2. use the agent to build out specific plans to build out what I need. Plans are reasonably high level and describe the what and the why along with important design decisions and measurements of success. Each plan is about enough to implement in a given session. I purposefully do not get it to specify code or tests in the plan as too much specificity in the plan causes the implementing agent to get hooked up on the details rather than trying to find a good solution. These are saved to plans/backlog/NNNNN-plan-name
3. Use the agent to help me review all plans and make sure they are consistent and fit with the overview, and also figure out dependencies between the plans, and which ones can be done in parallel.
4. Use the agent to start implementing - this involves moving the plan to plans/active/... creating a worktree and a branch and working on the feature. I will kick off multiple agents working in parallel where the dependency graph allows it. I review each implemented plan throroughly (I've written my own review tool for this) and iterate until the code meets my standards and the requirements. Then I move the plan to plans/completed/.. merge to main, remove the worktree and then kick off the next agent. Usually I'll be switching between reviewing code, kicking off the next plan in a separate agent, planning out new features, all in parallel.
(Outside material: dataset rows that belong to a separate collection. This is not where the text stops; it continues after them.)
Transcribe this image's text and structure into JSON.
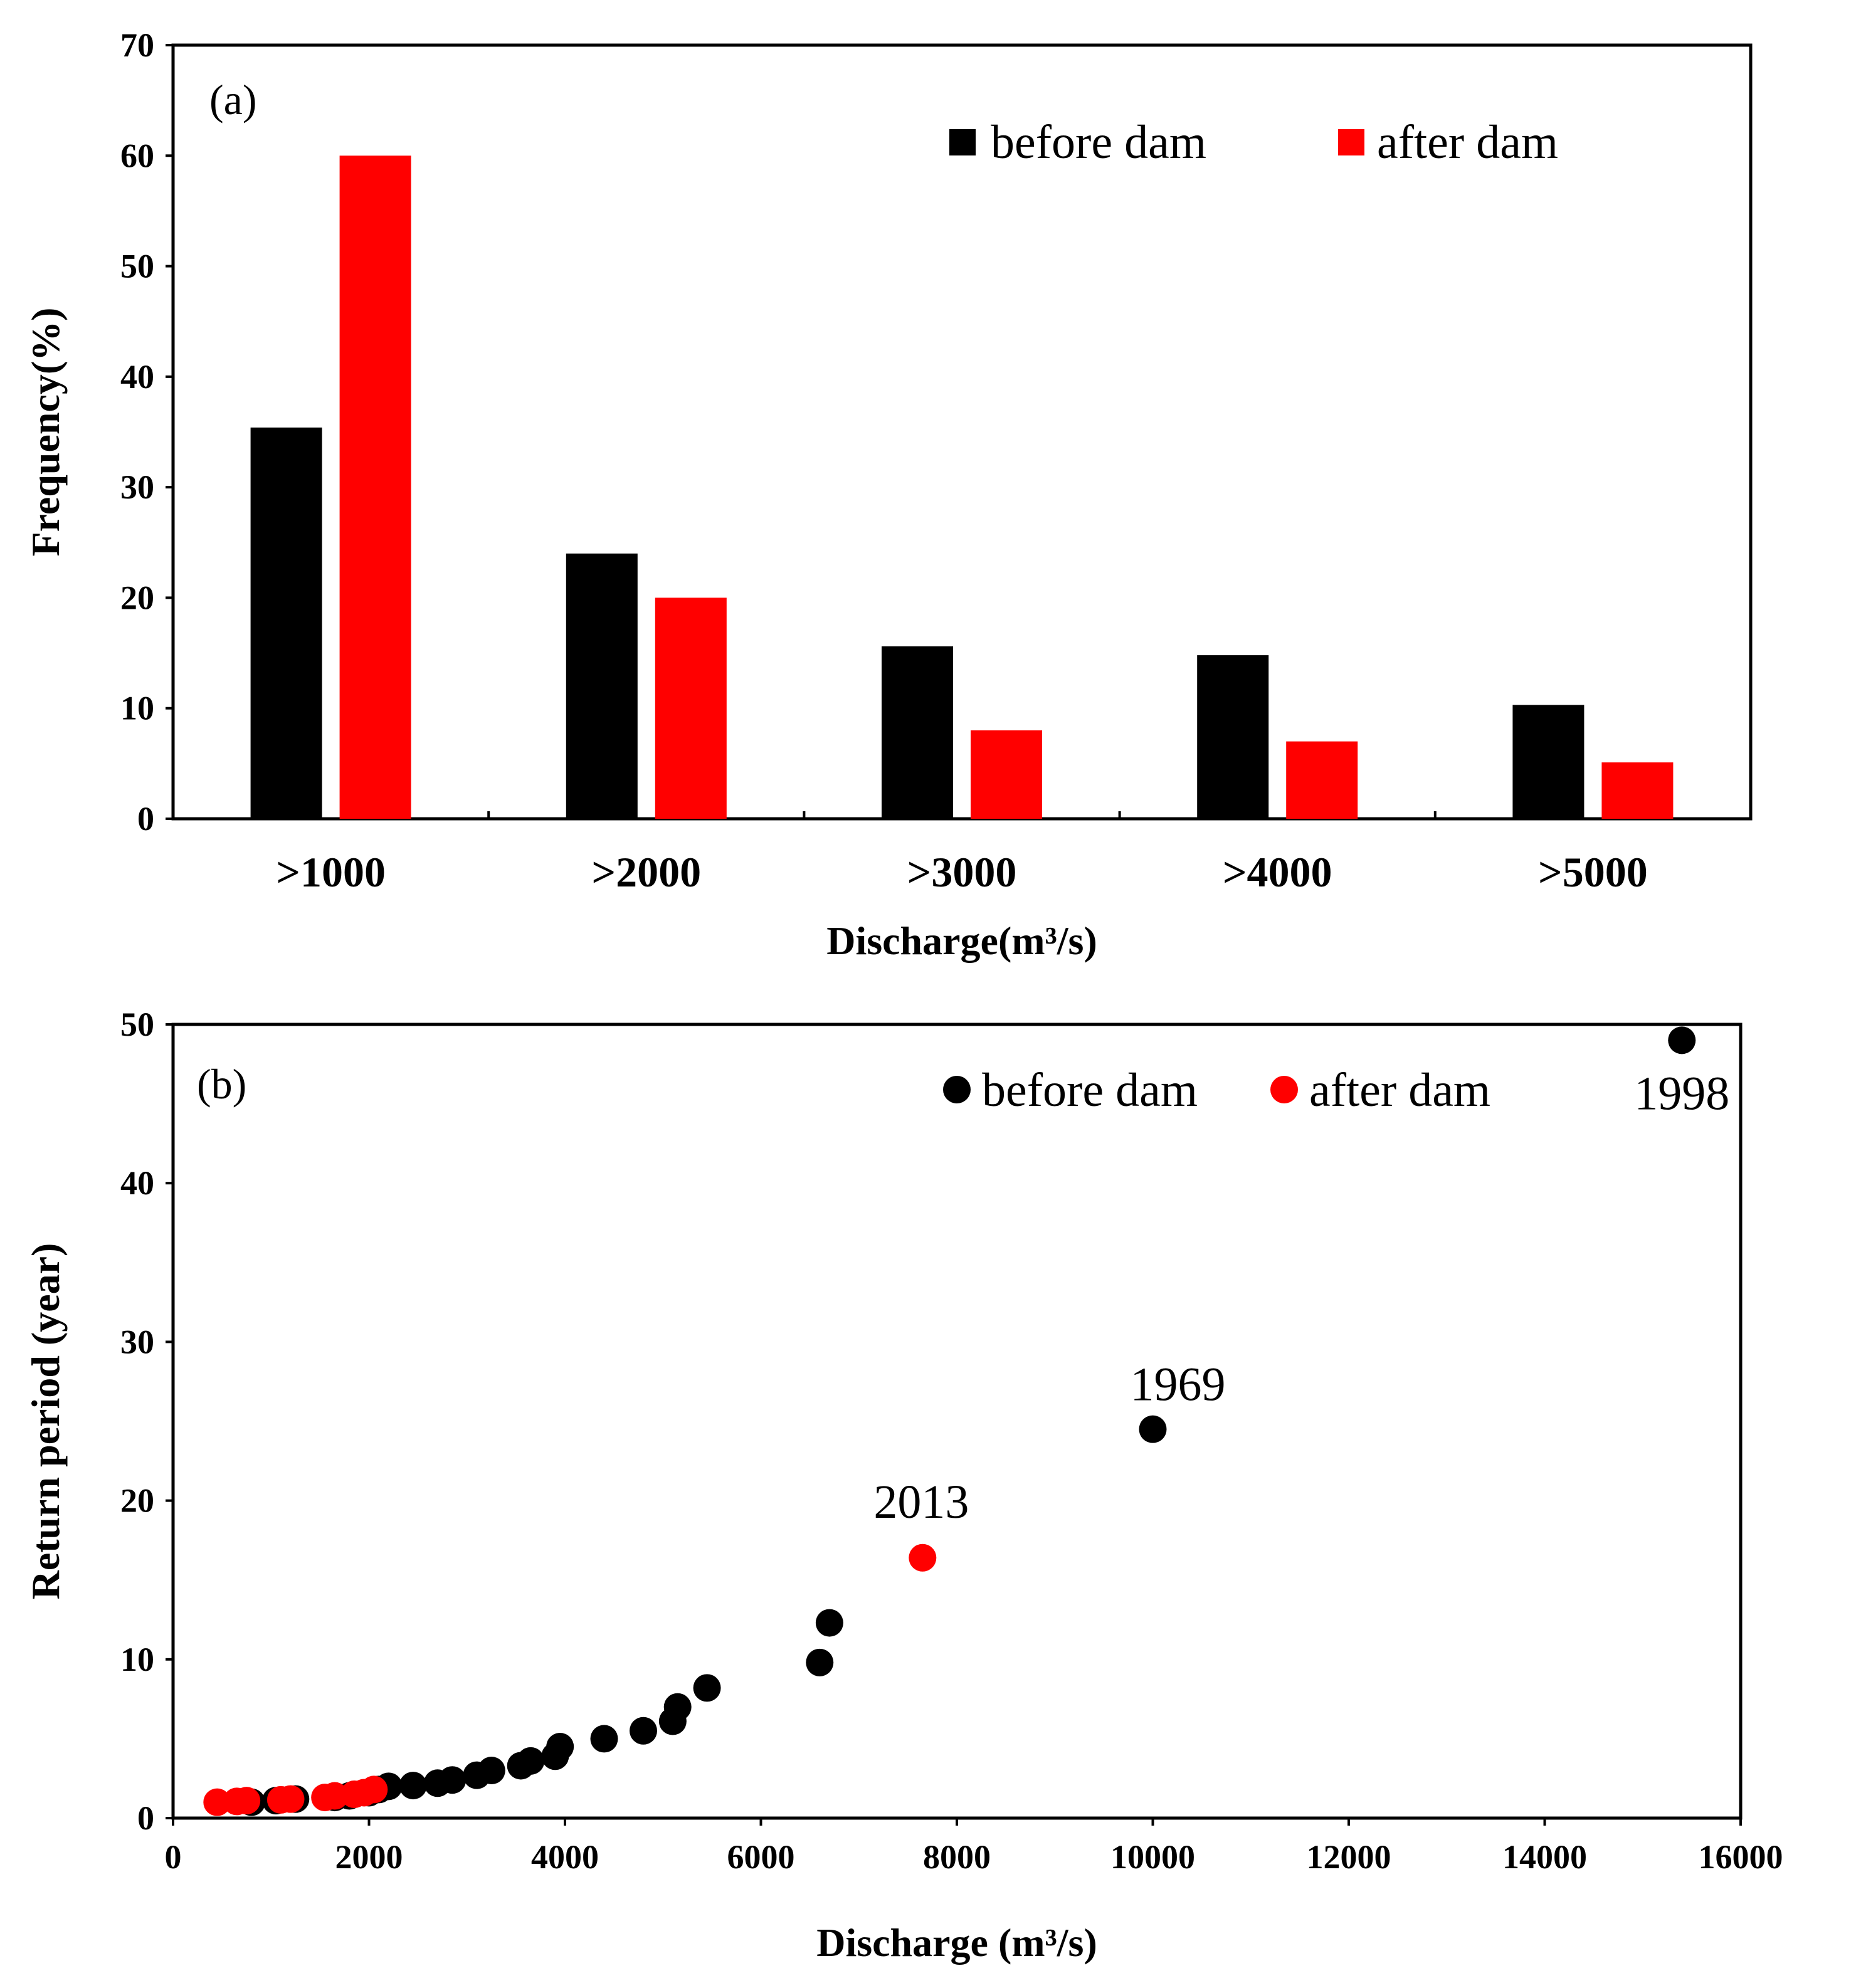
{
  "colors": {
    "before": "#000000",
    "after": "#ff0000"
  },
  "chart_data": [
    {
      "type": "bar",
      "panel_label": "(a)",
      "categories": [
        ">1000",
        ">2000",
        ">3000",
        ">4000",
        ">5000"
      ],
      "series": [
        {
          "name": "before dam",
          "color": "#000000",
          "values": [
            35.4,
            24.0,
            15.6,
            14.8,
            10.3
          ]
        },
        {
          "name": "after dam",
          "color": "#ff0000",
          "values": [
            60.0,
            20.0,
            8.0,
            7.0,
            5.1
          ]
        }
      ],
      "xlabel": "Discharge(m³/s)",
      "ylabel": "Frequency(%)",
      "ylim": [
        0,
        70
      ],
      "yticks": [
        0,
        10,
        20,
        30,
        40,
        50,
        60,
        70
      ],
      "legend": "top-right"
    },
    {
      "type": "scatter",
      "panel_label": "(b)",
      "xlabel": "Discharge (m³/s)",
      "ylabel": "Return period (year)",
      "xlim": [
        0,
        16000
      ],
      "ylim": [
        0,
        50
      ],
      "xticks": [
        0,
        2000,
        4000,
        6000,
        8000,
        10000,
        12000,
        14000,
        16000
      ],
      "yticks": [
        0,
        10,
        20,
        30,
        40,
        50
      ],
      "legend": "top-right",
      "series": [
        {
          "name": "before dam",
          "color": "#000000",
          "points": [
            [
              800,
              1.0
            ],
            [
              1050,
              1.1
            ],
            [
              1250,
              1.2
            ],
            [
              1650,
              1.3
            ],
            [
              1800,
              1.4
            ],
            [
              2000,
              1.6
            ],
            [
              2100,
              1.8
            ],
            [
              2200,
              2.0
            ],
            [
              2450,
              2.05
            ],
            [
              2700,
              2.2
            ],
            [
              2850,
              2.4
            ],
            [
              3100,
              2.7
            ],
            [
              3250,
              3.0
            ],
            [
              3550,
              3.3
            ],
            [
              3650,
              3.6
            ],
            [
              3900,
              3.9
            ],
            [
              3950,
              4.5
            ],
            [
              4400,
              5.0
            ],
            [
              4800,
              5.5
            ],
            [
              5100,
              6.1
            ],
            [
              5150,
              7.0
            ],
            [
              5450,
              8.2
            ],
            [
              6600,
              9.8
            ],
            [
              6700,
              12.3
            ],
            [
              10000,
              24.5
            ],
            [
              15400,
              49.0
            ]
          ]
        },
        {
          "name": "after dam",
          "color": "#ff0000",
          "points": [
            [
              450,
              1.0
            ],
            [
              650,
              1.05
            ],
            [
              750,
              1.1
            ],
            [
              1100,
              1.15
            ],
            [
              1200,
              1.2
            ],
            [
              1550,
              1.3
            ],
            [
              1650,
              1.4
            ],
            [
              1850,
              1.5
            ],
            [
              1950,
              1.6
            ],
            [
              2050,
              1.8
            ],
            [
              7650,
              16.4
            ]
          ]
        }
      ],
      "annotations": [
        {
          "text": "1998",
          "x": 15400,
          "y": 49.0
        },
        {
          "text": "1969",
          "x": 10000,
          "y": 24.5
        },
        {
          "text": "2013",
          "x": 7650,
          "y": 16.4
        }
      ]
    }
  ]
}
This is the real productivity enabler. You need to have a backlog of well-scoped work and can then have multiple agents working on different parts of it. Human review is essential if you care about long-term maintainability of the code and ease of future improvement because the AI will still make many flawed decisions.
I tend to avoid other peoples skills. I've found it more productive to build my own as I go if I find myself repeating myself to the agent. Agents will regularly ignore instructions in skills anyway so it's all a bit hit and miss. I try to keep any skills that I make brief and too the point (the more concise, the less likely the agent will skip over it/ignore it).
Overall I've found I've manage to build things more quickly, and the things that I build are now very well documented and explained which helps both agents and humans understand the codebase.